Perhaps you might begin with the loss of a close loved one: mother, husband, sister, whatever; comment on how you actually, inwardly hated that person, although in all outward appearances you have shown nothing but love. But now you've an epiphany and know you love. . .blah, blah --you get the idea, I'm sure. Just give the whole concept a different view, then maybe the reader may relate to the emotion(s) you reflect in the poem. . .?

~Kirsten

 

 

 

I like this poem overall, but in a couple of places the metre or "poetic" feel of the piece kind of disappear.

As I wander on the sand,
watching waves crash on the shore
I wonder why I wandered here

and what exactly I’m here for

The first three lines here are fine (I, at least, like wonder/wander), but the last has almost no metre to it whatsoever, which is really distracting and throws the reader out of the sense of poetry. 

Every person has a purpose;
every action has an aim.
So the reason that I wandered
must have a focus just the same.

I absolutely love the first two lines!  The third line has no real problems, but the fourth line is just a beat too long and throws off the sense of rhythm (maybe change to "needs a focus just the same"?)

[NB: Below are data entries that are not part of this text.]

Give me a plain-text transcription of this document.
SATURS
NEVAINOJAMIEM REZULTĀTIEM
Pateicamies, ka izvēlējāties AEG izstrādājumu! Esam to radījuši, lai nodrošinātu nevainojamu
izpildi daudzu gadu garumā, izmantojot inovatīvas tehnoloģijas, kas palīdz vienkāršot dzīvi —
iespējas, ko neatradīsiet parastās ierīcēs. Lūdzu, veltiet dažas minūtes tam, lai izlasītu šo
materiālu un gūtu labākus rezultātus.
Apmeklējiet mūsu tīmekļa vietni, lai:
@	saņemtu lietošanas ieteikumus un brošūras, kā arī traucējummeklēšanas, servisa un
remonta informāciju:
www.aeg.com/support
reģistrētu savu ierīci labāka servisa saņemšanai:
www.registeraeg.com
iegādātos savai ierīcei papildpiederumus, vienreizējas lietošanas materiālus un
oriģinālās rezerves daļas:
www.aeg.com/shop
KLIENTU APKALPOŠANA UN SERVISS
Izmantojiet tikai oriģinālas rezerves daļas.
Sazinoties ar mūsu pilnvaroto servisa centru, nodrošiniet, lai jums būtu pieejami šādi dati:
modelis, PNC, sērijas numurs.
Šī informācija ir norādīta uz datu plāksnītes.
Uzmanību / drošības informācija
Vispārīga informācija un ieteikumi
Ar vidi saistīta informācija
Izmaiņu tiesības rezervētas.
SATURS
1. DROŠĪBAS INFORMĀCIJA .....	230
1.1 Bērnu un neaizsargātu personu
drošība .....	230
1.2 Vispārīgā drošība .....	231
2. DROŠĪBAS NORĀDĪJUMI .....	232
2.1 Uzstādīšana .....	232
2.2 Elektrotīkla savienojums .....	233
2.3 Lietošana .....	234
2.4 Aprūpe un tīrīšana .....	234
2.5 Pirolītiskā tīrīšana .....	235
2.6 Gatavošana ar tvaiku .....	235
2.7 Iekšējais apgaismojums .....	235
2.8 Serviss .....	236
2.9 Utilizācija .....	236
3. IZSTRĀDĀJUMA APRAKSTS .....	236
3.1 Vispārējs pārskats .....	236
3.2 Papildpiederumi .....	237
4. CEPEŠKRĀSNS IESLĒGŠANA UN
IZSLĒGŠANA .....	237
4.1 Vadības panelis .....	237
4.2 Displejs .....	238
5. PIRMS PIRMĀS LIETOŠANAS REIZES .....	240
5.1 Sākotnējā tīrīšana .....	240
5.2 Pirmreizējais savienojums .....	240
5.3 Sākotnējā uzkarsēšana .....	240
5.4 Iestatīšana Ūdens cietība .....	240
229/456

I realize that this is free verse, so my critiques are perhaps not so sensible.  However, I think you do a good job of establishing some sort of ryhtm and metre even though it's free verse, and so it's really hard to get past those lines without it.  Lines like "every action has an aim" or "I wonder why I wandered here" have some really lovely sounds to them, so it's a shame to see them pressed up against ho-hum conversational lines like "and what exactly I'm here for"

All the rest of the things I was going to say are in the same grain, so I'll stop talking here and leave you in peace.